10 freedom place
The lobby of the income-restricted section of the building.

By Krista Carter

Despite a backlash against poor doors, a second building has been proposed on the Upper West Side with a separate entrance for tenants in affordable housing. The building is at 60th street and West End Avenue, part of the Riverside Center development along the Hudson that will eventually include five buildings.

The new building will have an entrance for market-rate tenants on West End Avenue and another entrance for affordable-housing tenants that opens into a four-acre park. The affordable section’s address will be 10 Freedom Place, while the condos will be at 1 West End Avenue. But developers Silverstein Properties are trying to stem criticism of the poor door arrangement, which is allowed under zoning rules adopted by the Bloomberg administration, by making the affordable section “first class,” as their reps said at a community board meeting last week.

Of the 363 units in the building, 247 will be market rate condos and 116 will be income-restricted. Developers can receive tax breaks and permission to build larger buildings by building some income-restricted apartments — with high-end apartments selling for $2,000 a square foot, those deals can be worth tens of millions of dollars. The exact specifications of Silverstein’s deal were not clear at the meeting.

photo facadeThe 41-story condo tower will sit on a limestone base that includes the affordable apartments.

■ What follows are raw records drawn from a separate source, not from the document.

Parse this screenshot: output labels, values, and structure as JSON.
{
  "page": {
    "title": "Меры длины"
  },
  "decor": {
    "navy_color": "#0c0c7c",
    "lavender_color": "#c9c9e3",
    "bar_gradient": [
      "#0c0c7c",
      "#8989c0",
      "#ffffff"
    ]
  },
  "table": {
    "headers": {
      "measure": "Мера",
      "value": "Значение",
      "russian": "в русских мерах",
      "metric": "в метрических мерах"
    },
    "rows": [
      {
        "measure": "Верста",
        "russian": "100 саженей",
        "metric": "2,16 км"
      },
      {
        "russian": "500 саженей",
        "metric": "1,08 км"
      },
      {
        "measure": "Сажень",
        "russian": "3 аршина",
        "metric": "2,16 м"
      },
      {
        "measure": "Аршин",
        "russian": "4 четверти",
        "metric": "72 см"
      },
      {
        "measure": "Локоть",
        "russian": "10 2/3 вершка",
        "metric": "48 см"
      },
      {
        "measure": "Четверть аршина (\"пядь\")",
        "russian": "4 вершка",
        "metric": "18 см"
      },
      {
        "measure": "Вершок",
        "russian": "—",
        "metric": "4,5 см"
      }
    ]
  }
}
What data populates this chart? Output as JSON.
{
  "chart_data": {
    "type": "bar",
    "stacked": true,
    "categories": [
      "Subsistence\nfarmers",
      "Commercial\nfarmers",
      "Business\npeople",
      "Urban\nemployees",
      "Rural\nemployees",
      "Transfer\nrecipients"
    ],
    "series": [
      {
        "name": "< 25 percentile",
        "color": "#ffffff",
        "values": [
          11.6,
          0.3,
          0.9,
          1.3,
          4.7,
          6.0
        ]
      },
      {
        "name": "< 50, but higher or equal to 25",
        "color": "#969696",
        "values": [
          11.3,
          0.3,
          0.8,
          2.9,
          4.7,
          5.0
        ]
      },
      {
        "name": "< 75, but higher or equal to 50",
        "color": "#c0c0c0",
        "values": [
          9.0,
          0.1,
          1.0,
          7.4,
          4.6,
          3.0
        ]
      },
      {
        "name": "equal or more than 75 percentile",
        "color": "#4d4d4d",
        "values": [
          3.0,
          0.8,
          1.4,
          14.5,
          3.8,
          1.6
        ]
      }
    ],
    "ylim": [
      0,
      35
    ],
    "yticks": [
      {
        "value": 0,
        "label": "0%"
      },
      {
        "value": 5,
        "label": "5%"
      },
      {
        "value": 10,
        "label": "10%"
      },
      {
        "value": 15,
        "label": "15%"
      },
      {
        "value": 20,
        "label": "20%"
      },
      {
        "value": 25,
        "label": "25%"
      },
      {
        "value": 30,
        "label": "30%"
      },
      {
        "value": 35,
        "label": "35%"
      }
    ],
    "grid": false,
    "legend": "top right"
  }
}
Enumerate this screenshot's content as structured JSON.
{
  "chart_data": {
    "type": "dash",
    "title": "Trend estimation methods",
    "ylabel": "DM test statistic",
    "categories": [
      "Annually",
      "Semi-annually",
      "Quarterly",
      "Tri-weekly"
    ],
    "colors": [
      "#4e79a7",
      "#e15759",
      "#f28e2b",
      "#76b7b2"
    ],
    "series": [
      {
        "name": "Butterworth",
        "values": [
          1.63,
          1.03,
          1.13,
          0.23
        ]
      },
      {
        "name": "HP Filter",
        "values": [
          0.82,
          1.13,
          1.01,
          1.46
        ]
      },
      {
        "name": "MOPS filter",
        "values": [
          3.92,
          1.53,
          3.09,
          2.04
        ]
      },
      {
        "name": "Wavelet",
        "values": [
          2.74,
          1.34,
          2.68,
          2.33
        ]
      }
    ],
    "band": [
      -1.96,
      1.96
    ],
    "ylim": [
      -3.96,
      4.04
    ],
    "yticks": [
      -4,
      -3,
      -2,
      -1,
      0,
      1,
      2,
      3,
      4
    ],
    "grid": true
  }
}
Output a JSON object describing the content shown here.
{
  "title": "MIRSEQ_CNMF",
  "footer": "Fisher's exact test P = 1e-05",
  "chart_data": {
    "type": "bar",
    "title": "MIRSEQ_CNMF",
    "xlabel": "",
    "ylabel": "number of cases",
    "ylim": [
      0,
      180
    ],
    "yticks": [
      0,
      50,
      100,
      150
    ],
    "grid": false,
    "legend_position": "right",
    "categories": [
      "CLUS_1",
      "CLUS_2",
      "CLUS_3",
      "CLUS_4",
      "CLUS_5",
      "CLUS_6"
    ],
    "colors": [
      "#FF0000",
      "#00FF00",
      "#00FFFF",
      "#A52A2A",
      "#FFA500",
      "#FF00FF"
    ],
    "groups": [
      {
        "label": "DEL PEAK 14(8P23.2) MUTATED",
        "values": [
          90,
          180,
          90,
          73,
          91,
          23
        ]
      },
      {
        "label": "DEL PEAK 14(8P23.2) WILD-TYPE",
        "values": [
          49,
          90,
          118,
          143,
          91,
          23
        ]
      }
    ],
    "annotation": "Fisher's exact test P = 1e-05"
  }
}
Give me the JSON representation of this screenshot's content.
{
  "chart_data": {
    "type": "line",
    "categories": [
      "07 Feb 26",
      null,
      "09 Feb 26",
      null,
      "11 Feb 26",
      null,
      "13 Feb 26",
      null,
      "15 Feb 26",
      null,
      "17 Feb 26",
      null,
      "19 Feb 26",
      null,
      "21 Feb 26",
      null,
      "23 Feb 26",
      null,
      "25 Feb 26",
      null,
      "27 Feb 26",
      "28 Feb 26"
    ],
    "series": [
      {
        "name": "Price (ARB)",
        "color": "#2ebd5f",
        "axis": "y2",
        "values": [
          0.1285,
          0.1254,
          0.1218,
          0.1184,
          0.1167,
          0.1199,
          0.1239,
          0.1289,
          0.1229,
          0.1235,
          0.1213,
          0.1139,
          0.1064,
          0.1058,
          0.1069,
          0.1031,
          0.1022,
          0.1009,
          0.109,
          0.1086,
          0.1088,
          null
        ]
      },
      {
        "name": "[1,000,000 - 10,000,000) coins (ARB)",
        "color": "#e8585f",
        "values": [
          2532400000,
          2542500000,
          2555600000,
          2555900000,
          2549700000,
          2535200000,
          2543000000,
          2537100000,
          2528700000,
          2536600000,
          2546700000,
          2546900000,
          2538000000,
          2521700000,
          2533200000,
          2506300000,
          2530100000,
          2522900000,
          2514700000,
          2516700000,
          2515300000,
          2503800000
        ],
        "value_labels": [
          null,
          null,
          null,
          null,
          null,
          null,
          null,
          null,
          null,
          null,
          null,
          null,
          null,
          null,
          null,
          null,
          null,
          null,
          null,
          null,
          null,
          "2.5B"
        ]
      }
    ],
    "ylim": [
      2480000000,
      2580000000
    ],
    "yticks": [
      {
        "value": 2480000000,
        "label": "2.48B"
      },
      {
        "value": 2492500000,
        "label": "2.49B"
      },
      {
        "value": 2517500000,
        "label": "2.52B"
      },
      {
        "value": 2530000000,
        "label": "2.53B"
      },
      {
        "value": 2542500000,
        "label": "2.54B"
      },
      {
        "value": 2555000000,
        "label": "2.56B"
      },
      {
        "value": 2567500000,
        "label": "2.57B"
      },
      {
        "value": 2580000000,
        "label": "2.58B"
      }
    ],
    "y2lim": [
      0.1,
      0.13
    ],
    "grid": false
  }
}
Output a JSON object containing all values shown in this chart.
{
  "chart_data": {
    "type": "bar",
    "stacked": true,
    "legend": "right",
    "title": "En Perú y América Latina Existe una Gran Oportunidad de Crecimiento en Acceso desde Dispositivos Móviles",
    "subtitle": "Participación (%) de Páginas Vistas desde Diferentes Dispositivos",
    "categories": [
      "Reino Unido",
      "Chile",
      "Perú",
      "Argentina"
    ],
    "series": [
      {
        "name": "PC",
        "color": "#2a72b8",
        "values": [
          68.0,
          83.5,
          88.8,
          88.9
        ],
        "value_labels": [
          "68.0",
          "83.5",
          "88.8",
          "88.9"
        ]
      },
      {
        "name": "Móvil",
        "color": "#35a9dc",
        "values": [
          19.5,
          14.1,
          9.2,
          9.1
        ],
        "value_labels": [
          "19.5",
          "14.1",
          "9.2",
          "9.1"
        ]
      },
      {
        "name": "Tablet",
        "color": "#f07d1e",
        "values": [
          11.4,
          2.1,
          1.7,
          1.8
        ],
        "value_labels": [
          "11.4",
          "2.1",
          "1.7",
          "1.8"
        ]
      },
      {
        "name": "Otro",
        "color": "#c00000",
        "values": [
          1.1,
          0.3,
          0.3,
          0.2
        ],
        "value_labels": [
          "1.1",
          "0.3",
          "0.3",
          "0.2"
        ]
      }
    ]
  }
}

The condos will have all the trimmings of a luxury building, including a gym, a pool and a doorman. But the developer’s reps said that the affordable section will also have a gym and a children’s play area. And the two groups will get to mingle on a shared roofdeck, part of which can also be rented out for private parties (the community board members were concerned that the condo owners would simply pay to have private access to the deck, instead of the two groups actually spending time together). The affordable section will be run by a nonprofit.

The affordable units are expected to rent for $800 to $1,400, and they’ll be 26% larger than HPD requires — 900-square-foot one bedrooms and 1050 or 1100-square-foot two bedrooms.

The commissioner of HPD told the Wall Street Journal that this development will serve as a blueprint for these types of buildings, until the city changes the law that allows it.

“I do think we’ve made a blueprint. The blueprint is that you’ve got to have a building that signals, ‘You are welcome here. You are just as valuable as every person in this neighborhood,” said Vicki Been, commissioner of the Housing Preservation and Development Department.

West Side Rag first wrote about the Poor Door, and coined the term, here.

map riverside center
A map of Riverside Center, which runs from 59th to 61st and from West End Avenue to Riverside Boulevard. 10 Freedom Place is pictured in the lower right corner.

Photos of renderings by Krista Carter.

NEWS, REAL ESTATE | 12 comments | permalink
    1. Dani says:

      Give me a poor anytime if I will be getting that great price point.

      • Sally Smile says:

        Since it’s the 1 percenters who commit all the major crimes, like banking and securities fraudsters, and ponzi schemers like Bernie Madoff and his ilk, I’m sure the middle and working class folks who live there will be quite relieved not to have to share the elevator with all of those lowlifes and criminals.

    2. 9d8b7988045e4953a882 says:

      I have been busting arse working for decades paying my market-rate rent. I would gladly take one of these subsidized luxury apartments for $800 to $1400 per month and use any door they want.

    3. Paul RL says:

      Lower my maintenence, build me a separate door, and I’ll gladly walk through it.

    4. Howard Freeman says:

      jokes aside, this says and does awful things about our urban culture, and it retards the growth of good citizenship by developers. You all are letting them off the hook way too easily.

    5. Pedestrian says:

      “separate but equal or “first class”. Developers enjoy big perks including wads of cash for “affordable housing” units but those tenants are treated like trash. Does any one really believe that separate but allegedly first class poor doors ifs really appropriate?

      • Paul RL says:

        I actually think tax breaks for developers should be done away with entirely, and with that, so should the City’s inclination to artificially create a civic fabric based on income differentiation. There is too much regulation, and it will never be fair, not even to those that are lucky enough to score the $1,800 apartment next to the same one that rents for $10,000.

    6. Scott says:

      Congratulations on stirring up this hornet’s nest, WSR! You have the bedwetting left-wingers whose parents never hugged them in a huge fit over this nothing story. BTW that “poor” lobby is nicer than my pre-war co-op lobby and by quite a lot.

    7. AC says:

      Two seperate doors for home, but when we head to work, we ALL share and squeeze into the same subway door! This is not worth discussing, but I must admit, the WSR knows how to get your panties up in a bunch!

      I’ll let the those who are really bothered by this comment.

    8. allie says:

      Poor door?
      Why not have those tenants just wear a yellow star of David or a pink triangle to enter or exit the building with their not-so-liberal neighbors?

      • Paul RL says:

        Really? Your hyperbolic comparison of a yellow Star of David and a pink triangle to a separate entrance of a building that people CHOOSE to live in is far more disgusting.